Paper Wasp Nest – Now What?
Fri, Nov 28, 2008 at 12:55 PM
For almost two months now, I’ve been watching and photographing a paper wap nest in my back yard here in Hawthorne, California. It fell Thanksgiving Day from it’s location under a shelf in what we call “The Sanctuary”. Image 1 is of one of the wasps still on the nest at that time. I’m sure it’s in the genus Polistes, but it doesn’t look exactly like the photos of Polistes Dominulus I find posted on your site. Image 2 is what is left of the nest this morning, the day after Thansgiving. What is perplexing me is pictured in the third image I’ve attached. There are a bunch of these wasps congregating at the exact spot where the nest was originally. What are they doing?
We believe your Paper Wasps are Polistes aurifer, named the Golden Polistes by Charles Hogue who at the time his book, Insects of the Los Angeles Basin was reprinted in 1993, still considered this to be a subspecies of Polistes fuscatus. BugGuide does consider it to be a separate Western species. You didn’t indicate what caused the nest to fall. We suspect it was the recent deluge and winds in Southern California just before Thanksgiving.

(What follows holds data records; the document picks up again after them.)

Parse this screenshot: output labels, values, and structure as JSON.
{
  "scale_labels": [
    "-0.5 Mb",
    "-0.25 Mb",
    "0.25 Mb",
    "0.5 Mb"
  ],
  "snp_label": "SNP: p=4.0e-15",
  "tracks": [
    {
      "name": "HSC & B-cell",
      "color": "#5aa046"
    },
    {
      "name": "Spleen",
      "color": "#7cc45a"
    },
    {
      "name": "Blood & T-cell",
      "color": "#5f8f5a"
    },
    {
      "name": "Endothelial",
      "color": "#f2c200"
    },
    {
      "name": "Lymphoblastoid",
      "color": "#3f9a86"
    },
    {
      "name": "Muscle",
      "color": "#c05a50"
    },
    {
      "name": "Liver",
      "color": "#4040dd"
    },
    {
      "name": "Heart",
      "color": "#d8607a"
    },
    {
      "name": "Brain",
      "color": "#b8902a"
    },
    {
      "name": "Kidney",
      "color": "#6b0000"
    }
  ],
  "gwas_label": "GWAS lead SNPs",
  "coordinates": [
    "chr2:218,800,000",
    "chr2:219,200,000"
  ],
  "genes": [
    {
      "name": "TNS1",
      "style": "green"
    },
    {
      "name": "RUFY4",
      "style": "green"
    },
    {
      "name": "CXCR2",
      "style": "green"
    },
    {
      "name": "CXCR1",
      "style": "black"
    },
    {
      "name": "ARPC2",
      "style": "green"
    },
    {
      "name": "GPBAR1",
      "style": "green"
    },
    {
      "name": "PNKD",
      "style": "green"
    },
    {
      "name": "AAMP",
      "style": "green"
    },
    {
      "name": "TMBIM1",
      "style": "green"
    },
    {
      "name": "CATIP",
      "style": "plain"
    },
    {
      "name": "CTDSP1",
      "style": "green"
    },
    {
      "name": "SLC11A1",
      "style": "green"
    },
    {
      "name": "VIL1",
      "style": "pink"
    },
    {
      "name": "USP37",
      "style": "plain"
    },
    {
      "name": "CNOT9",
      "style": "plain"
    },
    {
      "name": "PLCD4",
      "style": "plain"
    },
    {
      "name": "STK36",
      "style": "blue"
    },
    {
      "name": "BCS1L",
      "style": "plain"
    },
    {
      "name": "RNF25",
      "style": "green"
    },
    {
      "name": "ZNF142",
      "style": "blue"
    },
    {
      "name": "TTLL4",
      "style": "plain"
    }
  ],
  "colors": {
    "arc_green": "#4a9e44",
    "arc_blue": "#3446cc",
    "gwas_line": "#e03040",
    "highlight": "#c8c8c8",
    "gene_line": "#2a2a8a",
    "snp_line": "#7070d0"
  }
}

According to Hogue: “The umbrella-shaped nests, which are made of a peper-like substance similar to that produced by the Yellow Jacket, are composed of a single layer of cells and attached by a short stem to the underside of overhanging surfaces (eaves or fence rails, for example). Adult wasps gather caterpillars, which they skin and chew before feeding them to the grub-like larvae developing in the cells.” The reason the wasps have congregated around the nest site is that for the past few months, they have been in the habit if returning to the nest. Much like people who have “lost everything” in a fire or other disaster, if the site is still attractive, your wasps may choose to rebuild in the same location.